Soldier: Sergeant beat detainee with bat


A soldier also said he assaulted another prisoner when goaded by a sergeant

August 13, 2007

Ucmjarticle1202981 Gonzalez &Amp; Waddington - Attorneys At Law

PETERSBURG, Va. – A soldier testified Monday that he saw a sergeant beat an Iraqi detainee with a baseball bat, then himself assaulted another detainee when goaded by the sergeant.

Spc. Angel M. Bonilla was the first witness at Sgt. 1st Class Timothy L. Drake’s court-martial for the alleged beating and an attempted cover-up. The military judge dismissed one of the most serious charges against Drake earlier in the day.

Drake, 40, is accused of striking the detainee in December 2003 at Forward Operating Base Mercury near the Iraqi town of Fallujah. He allegedly hit the detainee in the abdomen, hip and head with a baseball bat. He also is accused of kicking a detainee in the back.

Bonilla said that after he saw Drake strike the detainee with the aluminum bat, Drake told him, “B, come get a piece of this.”

Bonilla said he grabbed a bat from outside the tent and struck a second detainee. He said he regretted it afterward. Asked by the prosecutor, Cpl. Jamal Rhinehardt, why he did it, Bonilla said, “I felt pressured to do it, sir.”

Bonilla pleaded guilty late last year to giving false statements to officials and assault consummated by battery, the Army said. He was sentenced to four months’ confinement, suspended after 90 days, and his rank was reduced from sergeant.

‘Whatever it takes’
Drake’s civilian attorney, Michael Waddington, attacked Bonilla’s credibility. He said Bonilla initially lied to investigators about his involvement, then turned on Drake when the government offered to go easy on him in exchange for his testimony.

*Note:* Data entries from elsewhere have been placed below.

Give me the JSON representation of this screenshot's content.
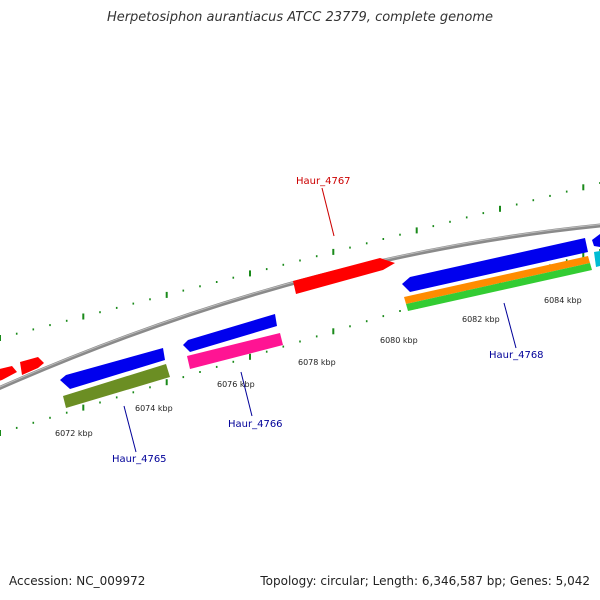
{
  "header": {
    "title": "Herpetosiphon aurantiacus ATCC 23779, complete genome"
  },
  "footer": {
    "accession": "Accession: NC_009972",
    "summary": "Topology: circular; Length: 6,346,587 bp; Genes: 5,042"
  },
  "colors": {
    "backbone": "#888888",
    "tick": "#1a8a1a",
    "forward_label": "#cc0000",
    "reverse_label": "#000099"
  },
  "scale_labels": [
    "6072 kbp",
    "6074 kbp",
    "6076 kbp",
    "6078 kbp",
    "6080 kbp",
    "6082 kbp",
    "6084 kbp"
  ],
  "genes": [
    {
      "name": "Haur_4765",
      "strand": "reverse"
    },
    {
      "name": "Haur_4766",
      "strand": "reverse"
    },
    {
      "name": "Haur_4767",
      "strand": "forward"
    },
    {
      "name": "Haur_4768",
      "strand": "reverse"
    }
  ],
  "feature_colors": [
    "#ff0000",
    "#0000ee",
    "#6b8e23",
    "#ff1493",
    "#ff8c00",
    "#33cc33",
    "#00bcd4"
  ]
}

“He will do whatever it takes to help them get Sgt. Drake,” Waddington said.

Earlier Monday, the judge in Drake’s case, Col. Stephen R. Henley, dismissed a charge that Drake caused “grievous bodily injury” when he hit a detainee in the head with a baseball bat. Waddington argued there was no evidence that the blow fractured the detainee’s skull as the government had alleged.

The dismissal of the bodily injury charge reduced Drake’s maximum possible punishment from 21½ years to 16½ years. He also could get a reduction in rank, a dishonorable discharge and total forfeiture of pay and allowance if convicted, the Army said.

The Laurel, Md., native also is charged with soliciting another soldier to strike a detainee. That charge relates to Bonilla, who testified that Drake told him after investigators started asking questions to keep quiet about what happened.

Drake, a 23-year military veteran, is being tried by a panel of two Army officers and four enlisted members. He is stationed at the Fort Lee Army base in Petersburg.